The Hubble photograph of NGC 6369, captured with the Wide Field Planetary Camera 2 (WFPC2) in 2002, reveals remarkable details of the ejection process that are not visible from ground-based telescopes because of the blurring produced by the Earth’s atmosphere.
The remnant stellar core in the centre is now sending out a flood of ultraviolet (UV) light into the surrounding gas. The prominent blue-green ring, nearly a light-year in diameter, marks the location where the energetic UV light has stripped electrons off of atoms in the gas. This process is called ionisation.
In the redder gas at larger distances from the star, where the UV light is less intense, the ioniszation process is less advanced. Even farther outside the main body of the nebula, one can see fainter wisps of gas that were lost from the star at the beginning of the ejection process.
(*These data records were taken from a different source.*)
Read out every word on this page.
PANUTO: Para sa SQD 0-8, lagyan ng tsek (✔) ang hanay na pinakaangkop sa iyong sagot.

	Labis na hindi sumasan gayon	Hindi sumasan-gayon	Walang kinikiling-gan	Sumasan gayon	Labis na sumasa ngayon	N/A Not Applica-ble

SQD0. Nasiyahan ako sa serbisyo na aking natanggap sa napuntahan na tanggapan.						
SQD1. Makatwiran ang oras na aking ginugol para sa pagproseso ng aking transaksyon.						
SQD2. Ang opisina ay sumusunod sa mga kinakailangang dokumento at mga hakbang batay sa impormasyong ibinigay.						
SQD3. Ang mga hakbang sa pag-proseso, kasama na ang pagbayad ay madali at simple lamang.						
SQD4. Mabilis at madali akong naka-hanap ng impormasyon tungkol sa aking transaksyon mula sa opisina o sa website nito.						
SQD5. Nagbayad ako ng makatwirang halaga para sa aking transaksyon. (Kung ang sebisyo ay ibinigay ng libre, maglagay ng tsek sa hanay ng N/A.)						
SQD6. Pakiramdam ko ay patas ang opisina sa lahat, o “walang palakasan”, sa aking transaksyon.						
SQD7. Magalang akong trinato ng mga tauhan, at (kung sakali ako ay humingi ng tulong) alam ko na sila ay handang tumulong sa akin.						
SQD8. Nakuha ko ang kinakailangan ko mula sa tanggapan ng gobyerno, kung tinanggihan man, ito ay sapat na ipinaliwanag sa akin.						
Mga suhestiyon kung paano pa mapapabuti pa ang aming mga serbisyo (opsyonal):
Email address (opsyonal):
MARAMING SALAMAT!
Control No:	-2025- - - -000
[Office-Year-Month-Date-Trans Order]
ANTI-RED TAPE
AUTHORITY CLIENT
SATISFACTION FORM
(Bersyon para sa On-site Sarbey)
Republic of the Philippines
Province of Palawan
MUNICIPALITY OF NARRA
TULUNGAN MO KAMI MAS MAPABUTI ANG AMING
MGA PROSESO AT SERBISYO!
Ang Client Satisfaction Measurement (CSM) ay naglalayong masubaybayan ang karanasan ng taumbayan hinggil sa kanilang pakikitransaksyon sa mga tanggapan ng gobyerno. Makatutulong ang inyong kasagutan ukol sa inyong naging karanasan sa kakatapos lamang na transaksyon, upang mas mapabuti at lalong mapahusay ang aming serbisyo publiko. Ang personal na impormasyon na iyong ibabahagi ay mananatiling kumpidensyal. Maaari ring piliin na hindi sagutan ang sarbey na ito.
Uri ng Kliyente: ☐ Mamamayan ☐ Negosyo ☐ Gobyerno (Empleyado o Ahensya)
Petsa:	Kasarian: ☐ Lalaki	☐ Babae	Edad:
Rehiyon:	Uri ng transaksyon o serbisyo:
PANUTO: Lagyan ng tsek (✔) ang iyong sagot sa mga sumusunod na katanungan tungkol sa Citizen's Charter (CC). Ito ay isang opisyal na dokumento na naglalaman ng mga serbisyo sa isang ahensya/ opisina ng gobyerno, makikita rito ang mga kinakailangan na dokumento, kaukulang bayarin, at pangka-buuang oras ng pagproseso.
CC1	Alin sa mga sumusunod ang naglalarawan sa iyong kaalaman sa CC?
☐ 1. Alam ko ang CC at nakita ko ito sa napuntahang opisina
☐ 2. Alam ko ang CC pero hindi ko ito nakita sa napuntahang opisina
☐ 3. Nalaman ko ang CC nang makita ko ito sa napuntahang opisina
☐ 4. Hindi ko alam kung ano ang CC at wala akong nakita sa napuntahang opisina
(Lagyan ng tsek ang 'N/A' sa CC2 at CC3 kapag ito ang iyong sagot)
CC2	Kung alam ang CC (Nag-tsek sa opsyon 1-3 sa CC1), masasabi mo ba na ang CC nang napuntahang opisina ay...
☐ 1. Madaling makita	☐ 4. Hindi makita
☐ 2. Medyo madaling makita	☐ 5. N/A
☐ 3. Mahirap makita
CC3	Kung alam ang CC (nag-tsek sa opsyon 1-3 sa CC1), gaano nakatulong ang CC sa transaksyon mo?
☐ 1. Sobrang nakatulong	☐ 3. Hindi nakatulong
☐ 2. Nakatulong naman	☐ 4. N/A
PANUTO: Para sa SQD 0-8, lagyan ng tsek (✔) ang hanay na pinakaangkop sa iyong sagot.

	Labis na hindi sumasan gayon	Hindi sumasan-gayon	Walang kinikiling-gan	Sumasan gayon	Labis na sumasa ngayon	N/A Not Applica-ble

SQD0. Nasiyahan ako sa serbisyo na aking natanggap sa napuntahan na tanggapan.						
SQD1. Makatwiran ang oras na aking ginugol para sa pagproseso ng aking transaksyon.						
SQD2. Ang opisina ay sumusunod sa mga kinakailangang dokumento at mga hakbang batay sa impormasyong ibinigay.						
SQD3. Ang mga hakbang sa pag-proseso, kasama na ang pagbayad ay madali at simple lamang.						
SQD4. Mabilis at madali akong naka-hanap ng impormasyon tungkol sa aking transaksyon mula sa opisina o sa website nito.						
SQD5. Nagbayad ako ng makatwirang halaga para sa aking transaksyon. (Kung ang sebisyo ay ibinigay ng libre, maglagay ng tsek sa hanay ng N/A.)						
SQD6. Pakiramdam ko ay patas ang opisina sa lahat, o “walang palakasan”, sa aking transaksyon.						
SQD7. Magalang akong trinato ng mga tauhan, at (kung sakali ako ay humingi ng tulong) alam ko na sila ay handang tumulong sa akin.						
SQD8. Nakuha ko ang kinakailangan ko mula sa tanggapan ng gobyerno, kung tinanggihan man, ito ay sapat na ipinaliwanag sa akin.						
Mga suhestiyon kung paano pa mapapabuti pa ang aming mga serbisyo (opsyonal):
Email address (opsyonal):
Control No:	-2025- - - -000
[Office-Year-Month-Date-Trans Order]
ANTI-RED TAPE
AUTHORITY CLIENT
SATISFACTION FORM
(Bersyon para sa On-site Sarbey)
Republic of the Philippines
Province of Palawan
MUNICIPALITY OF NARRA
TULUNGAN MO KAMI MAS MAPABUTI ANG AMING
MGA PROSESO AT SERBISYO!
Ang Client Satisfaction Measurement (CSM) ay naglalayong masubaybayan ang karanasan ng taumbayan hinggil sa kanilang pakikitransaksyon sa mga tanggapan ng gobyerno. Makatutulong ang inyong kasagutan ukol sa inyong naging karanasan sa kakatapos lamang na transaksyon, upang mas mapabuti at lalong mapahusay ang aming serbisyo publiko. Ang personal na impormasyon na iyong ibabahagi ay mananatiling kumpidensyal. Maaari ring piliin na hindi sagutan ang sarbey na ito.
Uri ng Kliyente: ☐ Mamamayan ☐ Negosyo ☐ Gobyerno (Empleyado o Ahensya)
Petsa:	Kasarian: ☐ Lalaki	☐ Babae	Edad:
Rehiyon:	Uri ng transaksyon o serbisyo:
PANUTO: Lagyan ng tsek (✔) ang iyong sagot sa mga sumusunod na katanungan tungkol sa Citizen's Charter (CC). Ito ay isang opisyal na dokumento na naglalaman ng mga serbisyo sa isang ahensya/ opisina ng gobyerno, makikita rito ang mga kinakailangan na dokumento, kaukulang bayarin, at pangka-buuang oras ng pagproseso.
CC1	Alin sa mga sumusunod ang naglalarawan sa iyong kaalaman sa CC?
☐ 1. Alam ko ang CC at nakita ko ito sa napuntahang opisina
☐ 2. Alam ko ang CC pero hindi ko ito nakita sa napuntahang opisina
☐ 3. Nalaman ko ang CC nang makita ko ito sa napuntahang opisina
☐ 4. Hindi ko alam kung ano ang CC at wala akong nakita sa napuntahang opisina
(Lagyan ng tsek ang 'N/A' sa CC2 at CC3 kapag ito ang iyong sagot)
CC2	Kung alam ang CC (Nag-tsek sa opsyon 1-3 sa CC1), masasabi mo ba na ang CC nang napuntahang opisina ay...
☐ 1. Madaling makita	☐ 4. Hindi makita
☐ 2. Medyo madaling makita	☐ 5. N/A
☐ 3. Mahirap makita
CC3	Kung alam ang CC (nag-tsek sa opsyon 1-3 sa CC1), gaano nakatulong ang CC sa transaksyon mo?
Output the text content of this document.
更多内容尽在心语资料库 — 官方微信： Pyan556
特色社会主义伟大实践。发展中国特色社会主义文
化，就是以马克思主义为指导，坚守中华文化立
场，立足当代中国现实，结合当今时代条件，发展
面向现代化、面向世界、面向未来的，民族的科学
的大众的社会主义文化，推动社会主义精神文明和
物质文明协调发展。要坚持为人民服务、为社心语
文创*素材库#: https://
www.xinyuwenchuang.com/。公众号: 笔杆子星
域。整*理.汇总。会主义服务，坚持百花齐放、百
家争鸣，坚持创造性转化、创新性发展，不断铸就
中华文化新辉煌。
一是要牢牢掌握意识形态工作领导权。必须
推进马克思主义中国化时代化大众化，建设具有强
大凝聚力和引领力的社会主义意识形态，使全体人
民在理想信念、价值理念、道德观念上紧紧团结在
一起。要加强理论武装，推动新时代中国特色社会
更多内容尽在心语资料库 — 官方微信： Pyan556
This colour image has been produced by combining WFPC2 pictures taken through filters that isolate light emitted by three different chemical elements with different degrees of ionisation.
The doughnut-shaped blue-green ring represents light from ionised oxygen atoms that have lost two electrons (blue) and from hydrogen atoms that have lost their single electrons (green). Red marks emission from nitrogen atoms that have lost only one electron. Our own Sun may eject a similar nebula, but not for another 5000 million years.
The gas will expand away from the star at about 15 miles per second, dissipating into interstellar space after some 10 000 years. After that, the remnant stellar member in the centre will gradually cool off for millions of years as a tiny white dwarf star, and eventually wink out.